The paradox of aluminum’s general corrosion resistance versus its high susceptibility to galvanic corrosion lies in its protective surface layer. When exposed to air, aluminum naturally forms a thin, dense, and stable layer of aluminum oxide (Al2O3), which shields the underlying metal from generalized corrosion. This passive film is the source of aluminum’s durability.
However, when aluminum is coupled with a more noble metal, this passive layer is compromised in the presence of an electrolyte. The electrical current generated by the galvanic couple breaks down the protective oxide, preventing it from reforming and exposing the active aluminum metal. This exposed metal rapidly dissolves as the anode, accelerating the localized corrosion rate at the point of contact with the cathode.
Environmental and Design Factors
The rate at which the aluminum anode corrodes is heavily influenced by the surrounding environment and the connection geometry. The strength of the electrolyte is the most significant environmental factor; high-salinity solutions like seawater are particularly aggressive due to their high electrical conductivity. Even high humidity or freshwater with dissolved pollutants can create a sufficient electrolyte to sustain the corrosion process.
Temperature also plays a substantial role, as higher temperatures generally increase the rate of chemical reactions, accelerating electron flow and aluminum dissolution. Furthermore, the design introduces a factor known as the area ratio.

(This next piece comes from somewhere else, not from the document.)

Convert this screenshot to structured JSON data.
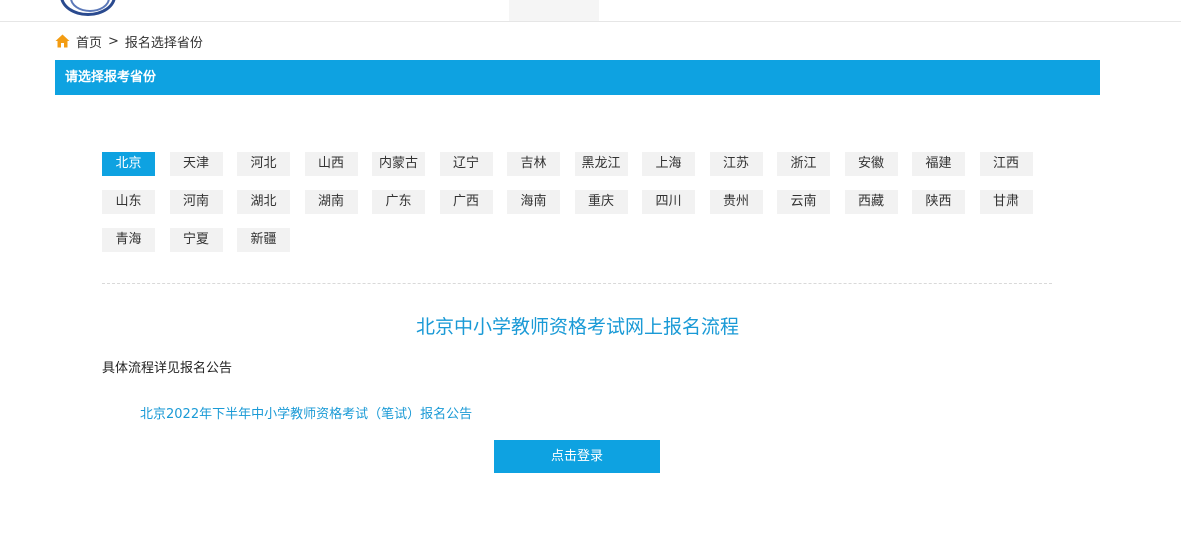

Corrosion is most severe when the surface area of the noble metal (cathode) is large compared to the surface area of the active metal (anode). For example, using a small aluminum fastener to join a large sheet of copper or stainless steel creates an unfavorable ratio. The large cathodic surface concentrates the corrosion current onto the small anodic surface, leading to localized failure of the aluminum component. Different aluminum alloys also exhibit slight variations in their corrosion potential.
Mitigation and Prevention Techniques
Preventing galvanic corrosion requires breaking the electrical circuit. This can be achieved by interrupting the metallic connection, the electrolyte path, or the potential difference.
Electrical Isolation
The most reliable technique is the electrical isolation of the two dissimilar metals. This is achieved by placing non-conductive barriers, such as plastic or rubber gaskets, spacers, or specialized tapes, between the aluminum and the noble metal at the joint.
Protective Coatings
Another effective strategy involves using protective coatings, such as paint, epoxy, or anodizing, on the aluminum surface. It is beneficial to coat the more noble cathode metal, as this reduces the surface area that can accept electrons and drive the corrosion reaction. If the coating on the aluminum anode is scratched or damaged, corrosion will become intensely localized at that small exposed point, leading to rapid pitting.
Sacrificial Anodes and Material Selection
A third method is the application of cathodic protection through sacrificial anodes. This involves introducing a third metal, such as zinc or magnesium, that is more active than the aluminum. When connected to the aluminum structure, this piece acts as the new anode and corrodes first, protecting the aluminum from degradation. Careful material selection is also important, involving choosing fasteners and components close to aluminum in the galvanic series, such as specific zinc-plated or cadmium-plated steel, and avoiding noble metals like copper entirely in corrosive environments.